Gazete, bunun kolay olmayacağına da dikkat çekerek özetle
şunları yazdı:
“Türkiye, Londra’nın da desteğini alarak NATO üyesi sıfatını
kullanıyor. AB üyeleri arasındaki Kuzey Atlantik Paktı üyesi ülkelere, Zirve’de
yaptırımlara rıza gösterirlerse kendisinin de NATO çerçevesinde ona göre
davranacağını iletiyor. Bu olgularla, neredeyse bütün üye ülkeler Kıbrıs
Cumhuriyeti’nin desteklenmesi yönünde söylemi tırmandırmak gerektiğini anlıyor
ancak hiçbiri tedbirden söz etmiyor. Bütün ihtimaller açık, perde gerisi yoğun
ve baskıcı.”
Gazete, Akdeniz’e kıyısı olan AB üyesi ülkelerin (MED7)
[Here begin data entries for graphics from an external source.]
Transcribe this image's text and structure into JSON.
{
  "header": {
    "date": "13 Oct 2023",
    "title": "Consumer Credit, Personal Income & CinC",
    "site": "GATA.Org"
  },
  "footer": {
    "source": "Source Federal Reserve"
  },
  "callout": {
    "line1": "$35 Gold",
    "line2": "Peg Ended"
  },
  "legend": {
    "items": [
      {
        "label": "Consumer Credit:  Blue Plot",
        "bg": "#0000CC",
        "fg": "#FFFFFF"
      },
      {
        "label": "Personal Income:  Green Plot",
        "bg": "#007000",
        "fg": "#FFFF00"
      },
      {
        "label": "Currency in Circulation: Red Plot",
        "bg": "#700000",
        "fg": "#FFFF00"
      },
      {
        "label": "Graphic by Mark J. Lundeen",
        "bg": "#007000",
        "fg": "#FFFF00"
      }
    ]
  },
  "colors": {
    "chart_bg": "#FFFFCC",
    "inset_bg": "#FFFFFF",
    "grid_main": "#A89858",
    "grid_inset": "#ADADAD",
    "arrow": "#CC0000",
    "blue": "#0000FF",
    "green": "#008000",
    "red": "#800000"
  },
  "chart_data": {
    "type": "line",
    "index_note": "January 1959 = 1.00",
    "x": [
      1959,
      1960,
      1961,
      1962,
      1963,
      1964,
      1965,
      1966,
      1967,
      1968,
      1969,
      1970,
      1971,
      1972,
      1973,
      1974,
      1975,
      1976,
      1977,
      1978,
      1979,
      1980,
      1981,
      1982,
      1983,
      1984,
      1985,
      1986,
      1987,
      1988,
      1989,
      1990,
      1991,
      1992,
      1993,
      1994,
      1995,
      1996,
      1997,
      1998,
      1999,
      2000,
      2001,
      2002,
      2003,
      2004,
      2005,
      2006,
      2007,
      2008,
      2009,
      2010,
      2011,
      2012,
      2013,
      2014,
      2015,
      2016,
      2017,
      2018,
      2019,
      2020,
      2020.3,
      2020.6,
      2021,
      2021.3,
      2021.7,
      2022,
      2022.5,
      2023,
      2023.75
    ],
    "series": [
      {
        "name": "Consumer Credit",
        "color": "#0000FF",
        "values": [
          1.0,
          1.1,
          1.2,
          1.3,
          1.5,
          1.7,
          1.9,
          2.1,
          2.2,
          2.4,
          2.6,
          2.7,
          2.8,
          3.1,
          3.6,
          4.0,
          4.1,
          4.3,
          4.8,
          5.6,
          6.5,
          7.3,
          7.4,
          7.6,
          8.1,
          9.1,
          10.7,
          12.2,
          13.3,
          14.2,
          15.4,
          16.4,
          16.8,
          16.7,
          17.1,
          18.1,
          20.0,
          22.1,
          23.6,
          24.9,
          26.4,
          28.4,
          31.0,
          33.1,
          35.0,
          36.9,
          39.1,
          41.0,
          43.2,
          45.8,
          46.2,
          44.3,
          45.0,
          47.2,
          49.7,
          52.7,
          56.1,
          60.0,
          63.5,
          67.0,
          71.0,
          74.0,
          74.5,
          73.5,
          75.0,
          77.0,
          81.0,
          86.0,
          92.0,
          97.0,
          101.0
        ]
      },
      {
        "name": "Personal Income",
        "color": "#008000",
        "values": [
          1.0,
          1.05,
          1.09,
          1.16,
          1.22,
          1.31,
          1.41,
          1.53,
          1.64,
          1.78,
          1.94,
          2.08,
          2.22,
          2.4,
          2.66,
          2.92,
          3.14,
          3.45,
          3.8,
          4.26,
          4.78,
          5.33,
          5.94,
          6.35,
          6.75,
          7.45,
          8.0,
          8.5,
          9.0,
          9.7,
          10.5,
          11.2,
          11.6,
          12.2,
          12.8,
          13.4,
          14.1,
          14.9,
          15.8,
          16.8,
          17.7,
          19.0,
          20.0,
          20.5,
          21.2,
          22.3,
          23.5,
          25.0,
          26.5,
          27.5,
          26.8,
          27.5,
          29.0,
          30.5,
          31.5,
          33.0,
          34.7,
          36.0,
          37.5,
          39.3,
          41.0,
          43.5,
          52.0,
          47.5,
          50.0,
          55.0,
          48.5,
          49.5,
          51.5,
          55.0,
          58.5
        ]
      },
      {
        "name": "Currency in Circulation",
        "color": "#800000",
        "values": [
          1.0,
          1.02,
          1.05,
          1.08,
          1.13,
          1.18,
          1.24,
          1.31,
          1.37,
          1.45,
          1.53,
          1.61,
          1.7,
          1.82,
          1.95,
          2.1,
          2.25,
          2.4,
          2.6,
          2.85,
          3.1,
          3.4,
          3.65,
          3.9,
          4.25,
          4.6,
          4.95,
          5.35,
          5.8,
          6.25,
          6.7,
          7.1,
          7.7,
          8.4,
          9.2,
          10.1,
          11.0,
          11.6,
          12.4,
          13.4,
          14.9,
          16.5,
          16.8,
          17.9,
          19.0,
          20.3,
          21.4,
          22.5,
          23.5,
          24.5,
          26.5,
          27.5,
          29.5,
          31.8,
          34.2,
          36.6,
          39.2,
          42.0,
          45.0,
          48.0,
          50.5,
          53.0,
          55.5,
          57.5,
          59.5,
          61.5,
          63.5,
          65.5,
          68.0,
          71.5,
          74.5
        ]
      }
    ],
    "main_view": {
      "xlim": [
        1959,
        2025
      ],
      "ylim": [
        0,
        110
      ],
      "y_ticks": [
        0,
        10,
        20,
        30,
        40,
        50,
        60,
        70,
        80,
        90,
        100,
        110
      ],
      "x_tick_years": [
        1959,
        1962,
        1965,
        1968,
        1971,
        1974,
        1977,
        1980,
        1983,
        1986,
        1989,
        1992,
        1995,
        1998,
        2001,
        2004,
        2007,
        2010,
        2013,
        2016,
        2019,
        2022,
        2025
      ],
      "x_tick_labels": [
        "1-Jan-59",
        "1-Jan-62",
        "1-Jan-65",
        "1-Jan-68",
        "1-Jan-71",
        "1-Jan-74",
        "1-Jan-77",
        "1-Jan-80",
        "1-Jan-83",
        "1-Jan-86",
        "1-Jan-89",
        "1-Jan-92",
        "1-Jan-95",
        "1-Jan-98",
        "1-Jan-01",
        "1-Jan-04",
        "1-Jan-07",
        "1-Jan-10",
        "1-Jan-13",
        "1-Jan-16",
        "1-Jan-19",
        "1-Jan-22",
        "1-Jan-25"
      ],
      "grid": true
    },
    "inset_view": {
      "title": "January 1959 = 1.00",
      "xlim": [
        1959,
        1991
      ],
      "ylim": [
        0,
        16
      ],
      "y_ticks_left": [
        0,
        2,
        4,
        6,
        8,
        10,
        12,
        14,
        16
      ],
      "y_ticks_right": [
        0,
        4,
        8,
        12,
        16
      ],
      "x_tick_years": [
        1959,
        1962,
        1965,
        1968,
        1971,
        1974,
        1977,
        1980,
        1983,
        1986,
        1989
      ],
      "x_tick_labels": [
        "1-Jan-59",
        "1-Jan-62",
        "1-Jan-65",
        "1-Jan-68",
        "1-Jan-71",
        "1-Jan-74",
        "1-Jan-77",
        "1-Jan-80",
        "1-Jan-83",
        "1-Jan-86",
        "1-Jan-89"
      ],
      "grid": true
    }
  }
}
Malta’da düzenlenen 6’ncı MED7 Zirvesi’nden sonra yaptıkları açıklamalarla ve
ortak beyanları ile Rum yönetiminin tek yanlı ilan ettiği münhasır ekonomik
bölgedeki egemenlik haklarına destek belirttiklerini hatırlattı.
Habere göre, Fransa Cumhurbaşkanı Emmenuel Macron da,
Türkiye’nin Doğu Akdeniz’deki faaliyetlerine son vermesi, “AB’nin de bu konuda
hiçbir zafiyet göstermemesi gerektiğini” söylerken, MED7 ortak beyanında;
“AB’den konuya müdahil kalmasını ve Türkiye’nin yasadışı faaliyetlerine son
vermemesi halinde Kıbrıs’la tam dayanışma içerisinde, uygun önlemleri almayı
incelemesini istiyoruz” denildi.
Alithia da haberi; “Malta Üzerinden Brüksel’e… AB’nin
Perşembe ve Cuma Günkü Zirve Toplantısı Arifesinde Önemli Gelişme ve Sağlam
Zemin… MED7’ler Kıbrıs’ı Desteklemeye Varız Dedi ve AB’yi Kıbrıs MEB’indeki
Faaliyetlerine Son Vermemesi Hainde Türkiye’ye Karşı Tedbir Almayı İncelemeye
Çağırdılar” başlık ve spotlarıyla manşete çekti.